Une des tâches essentielles d'un OS est de coordonner l'exécution des divers composants logiciels exécutés par la machine. Le terme composant logiciel est pris ici au sens large : il s'agit aussi bien de l'explorateur du Web que du logiciel de traitement de texte ou du pilote d'imprimante. Dans les OS modernes, que l'on qualifie de multi-tâches, les composants logiciels s'exécutent "en même temps" : il n'est pas nécessaire d'attendre que celui qui est en train de s'exécuter ait terminé pour commencer à en exécuter d'autres. Comme dans la plupart des cas il n'y a qu'un seul processeur, celui-ci doit être donné à tour de rôle aux divers composants qui s'exécutent : c'est la tâche de l'OS de distribuer le processeur et on dit que les composants logiciels sont concurrents (ils sont en concurrence pour l'accès au processeur). Notons que l'OS lui-même est un des composants logiciels exécutés par le processeur.

La partie de l'OS qui effectue la distribution du processeur est appelée ordonnanceur et, en Unix, les composants logiciels dont s'occupe l'ordonnanceur sont les processus. Un des aspects essentiels d'un processus concerne la protection des données : chaque processus utilise ses propres données en mémoire et il n'y a aucun risque qu'un processus accède accidentellement aux données propres à un autre processus. Une conséquence concrète est que la machine n'est plus jamais (ou du moins, très rarement) complètement "plantée" : lorsqu'un des composants logiciels commet une erreur (un bug), le processus qui l'encapsule ne risque pas de la transmettre aux autres processus (par exemple en détériorant leurs données propres) et ceux-ci peuvent donc continuer à s'exécuter sans problème. En particulier, l'OS ne risque pas d'être lui-même corrompu, ce qui est une des raisons pour laquelle les développeurs d'applications (ceux qui programment et qui, donc, "font des bugs") préfèrent généralement utiliser Unix.

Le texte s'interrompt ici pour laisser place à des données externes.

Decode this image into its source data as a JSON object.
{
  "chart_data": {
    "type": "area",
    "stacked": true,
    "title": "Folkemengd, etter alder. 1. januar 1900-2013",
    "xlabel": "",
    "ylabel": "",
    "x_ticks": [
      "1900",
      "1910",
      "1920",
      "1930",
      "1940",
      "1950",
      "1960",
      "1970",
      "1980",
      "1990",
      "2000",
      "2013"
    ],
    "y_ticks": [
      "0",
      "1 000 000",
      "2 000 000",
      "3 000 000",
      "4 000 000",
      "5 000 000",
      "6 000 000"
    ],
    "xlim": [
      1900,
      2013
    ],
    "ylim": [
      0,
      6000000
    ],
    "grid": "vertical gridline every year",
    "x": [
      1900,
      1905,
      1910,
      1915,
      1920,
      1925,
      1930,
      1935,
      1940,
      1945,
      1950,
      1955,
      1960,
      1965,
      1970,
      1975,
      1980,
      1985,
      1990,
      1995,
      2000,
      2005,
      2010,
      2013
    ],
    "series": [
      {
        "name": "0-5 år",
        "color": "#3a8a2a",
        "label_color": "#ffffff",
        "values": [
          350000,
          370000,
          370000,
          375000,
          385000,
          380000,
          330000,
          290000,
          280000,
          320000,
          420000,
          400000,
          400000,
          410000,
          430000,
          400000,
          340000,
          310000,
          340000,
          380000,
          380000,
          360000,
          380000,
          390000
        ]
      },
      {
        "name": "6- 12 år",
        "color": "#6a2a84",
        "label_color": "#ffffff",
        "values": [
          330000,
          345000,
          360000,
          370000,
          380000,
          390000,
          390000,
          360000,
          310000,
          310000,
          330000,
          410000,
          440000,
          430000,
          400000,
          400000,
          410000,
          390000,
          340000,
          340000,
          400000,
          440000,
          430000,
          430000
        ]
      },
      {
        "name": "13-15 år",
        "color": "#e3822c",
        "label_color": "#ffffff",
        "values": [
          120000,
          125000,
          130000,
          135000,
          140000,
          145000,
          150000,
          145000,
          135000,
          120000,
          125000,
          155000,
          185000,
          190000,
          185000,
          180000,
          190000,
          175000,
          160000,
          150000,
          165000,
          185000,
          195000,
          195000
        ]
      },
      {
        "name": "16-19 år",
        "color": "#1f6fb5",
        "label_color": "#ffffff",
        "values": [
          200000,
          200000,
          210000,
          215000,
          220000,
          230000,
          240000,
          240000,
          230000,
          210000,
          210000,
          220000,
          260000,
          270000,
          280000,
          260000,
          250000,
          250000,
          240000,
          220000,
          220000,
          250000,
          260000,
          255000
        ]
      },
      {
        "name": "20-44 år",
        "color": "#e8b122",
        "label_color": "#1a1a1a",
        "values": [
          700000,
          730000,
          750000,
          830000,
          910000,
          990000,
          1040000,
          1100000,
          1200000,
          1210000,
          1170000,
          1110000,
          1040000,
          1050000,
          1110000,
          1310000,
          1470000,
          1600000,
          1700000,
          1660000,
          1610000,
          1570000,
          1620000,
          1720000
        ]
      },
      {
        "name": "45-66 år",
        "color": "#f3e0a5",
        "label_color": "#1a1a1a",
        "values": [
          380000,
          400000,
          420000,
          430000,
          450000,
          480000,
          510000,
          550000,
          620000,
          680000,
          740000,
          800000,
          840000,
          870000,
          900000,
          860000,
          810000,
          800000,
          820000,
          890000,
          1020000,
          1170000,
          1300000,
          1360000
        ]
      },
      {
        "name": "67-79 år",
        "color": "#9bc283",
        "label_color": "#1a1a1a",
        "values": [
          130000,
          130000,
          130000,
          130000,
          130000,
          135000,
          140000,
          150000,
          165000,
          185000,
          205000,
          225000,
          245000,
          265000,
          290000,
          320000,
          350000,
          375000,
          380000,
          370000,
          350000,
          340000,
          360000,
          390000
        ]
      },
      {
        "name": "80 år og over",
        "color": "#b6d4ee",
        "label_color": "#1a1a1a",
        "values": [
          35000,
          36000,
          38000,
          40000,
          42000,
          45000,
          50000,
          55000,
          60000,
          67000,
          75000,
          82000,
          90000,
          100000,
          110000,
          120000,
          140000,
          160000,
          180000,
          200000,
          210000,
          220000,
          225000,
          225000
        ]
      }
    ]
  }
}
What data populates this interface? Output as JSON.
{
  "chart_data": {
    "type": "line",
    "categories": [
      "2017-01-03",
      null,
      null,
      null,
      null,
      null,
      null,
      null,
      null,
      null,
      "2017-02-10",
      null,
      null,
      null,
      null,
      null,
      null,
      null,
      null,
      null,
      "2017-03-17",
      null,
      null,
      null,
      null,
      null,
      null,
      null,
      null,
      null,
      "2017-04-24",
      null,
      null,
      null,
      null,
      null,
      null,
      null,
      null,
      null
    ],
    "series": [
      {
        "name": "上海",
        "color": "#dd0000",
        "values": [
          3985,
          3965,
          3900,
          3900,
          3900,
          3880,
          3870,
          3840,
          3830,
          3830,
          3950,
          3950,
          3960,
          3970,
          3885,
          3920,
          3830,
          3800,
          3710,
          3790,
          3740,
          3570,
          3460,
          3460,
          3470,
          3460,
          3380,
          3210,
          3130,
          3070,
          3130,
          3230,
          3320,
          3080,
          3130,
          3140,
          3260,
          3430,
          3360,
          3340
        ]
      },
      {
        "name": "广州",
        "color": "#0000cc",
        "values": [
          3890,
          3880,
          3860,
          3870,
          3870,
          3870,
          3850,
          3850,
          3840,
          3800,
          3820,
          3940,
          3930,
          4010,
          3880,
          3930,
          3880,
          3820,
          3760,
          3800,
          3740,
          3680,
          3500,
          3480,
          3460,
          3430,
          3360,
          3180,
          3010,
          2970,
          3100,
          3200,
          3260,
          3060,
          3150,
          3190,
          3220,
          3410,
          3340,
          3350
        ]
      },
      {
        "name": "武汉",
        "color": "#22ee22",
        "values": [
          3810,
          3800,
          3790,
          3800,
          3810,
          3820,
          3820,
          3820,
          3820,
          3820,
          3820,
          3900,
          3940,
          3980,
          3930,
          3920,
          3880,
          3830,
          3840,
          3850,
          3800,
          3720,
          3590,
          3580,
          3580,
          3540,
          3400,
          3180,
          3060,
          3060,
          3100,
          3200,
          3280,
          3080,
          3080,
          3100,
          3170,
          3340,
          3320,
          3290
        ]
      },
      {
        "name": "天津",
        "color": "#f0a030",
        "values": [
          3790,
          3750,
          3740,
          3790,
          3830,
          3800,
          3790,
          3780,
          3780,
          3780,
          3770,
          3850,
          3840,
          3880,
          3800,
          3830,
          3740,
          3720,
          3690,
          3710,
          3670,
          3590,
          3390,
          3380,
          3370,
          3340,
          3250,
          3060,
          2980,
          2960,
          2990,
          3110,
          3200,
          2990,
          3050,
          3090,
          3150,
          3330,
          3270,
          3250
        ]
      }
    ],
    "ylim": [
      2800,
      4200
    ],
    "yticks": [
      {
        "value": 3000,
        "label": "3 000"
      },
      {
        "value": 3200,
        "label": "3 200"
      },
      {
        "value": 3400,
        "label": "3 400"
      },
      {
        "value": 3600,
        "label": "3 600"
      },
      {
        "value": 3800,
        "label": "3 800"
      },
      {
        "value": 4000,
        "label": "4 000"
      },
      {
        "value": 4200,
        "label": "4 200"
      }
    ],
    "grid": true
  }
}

Les processus sont cependant "trop lourds" pour pouvoir être considérés comme l'unité élémentaire de concurrence : en effet, le passage de l'exécution d'un processus A à un processus B nécessite de sauvegarder l'état de A, puis de rétablir celui de B ; or ce changement de contexte peut nécessiter des transferts d'information entre la mémoire et le disque, ce qui est une opération qui prend du temps. Ainsi, l'utilisation des processus doit être nécessairement limitée pour préserver le temps de réponse global du système.

Les processus sont en fait composés d'entités concurrentes plus élémentaires, appelées threads. Le mot anglais thread est parfois traduit en francais par fil d'exécution ; pour faire court, on gardera dans la suite le terme anglais.

1 Les threads

Le thread est l'unité élémentaire de concurrence traitée par les OS. Contrairement aux processus, les threads partagent la mémoire (en fait, ils partagent la mémoire du processus qui les contient), ce qui rend les changements de contexte peu coûteux en temps. Les threads sont d'ailleurs pour cela parfois appelés "processus légers". Un thread est composé d'une suite d'instructions (représentées sur le dessin qui suit par des traits horizontaux) et d'un compteur-programme qui indique quelle est la prochaine instruction à exécuter (représentée par la flèche). Exécuter un thread signifie exécuter les instructions qui le composent, en partant de celle désignée par le compteur programme. La tâche de l'ordonnanceur est alors de faire progresser les threads à tour de rôle, comme illustré sur la partie droite du dessin :

Rappelons que la mémoire est partagée entre tous les threads d'un même processus ce qui rend les changements de contexte minimaux : un changement de contexte consiste uniquement à sauvegarder en mémoire le compteur-programme et la pile du thread dont l'exécution est abandonnée, puis à rétablir ceux du thread suivant. Deux questions se posent: quelle est la stratégie de l'ordonnanceur pour passer à l'exécution d'un autre thread ? et comment choisit-il celui-ci ?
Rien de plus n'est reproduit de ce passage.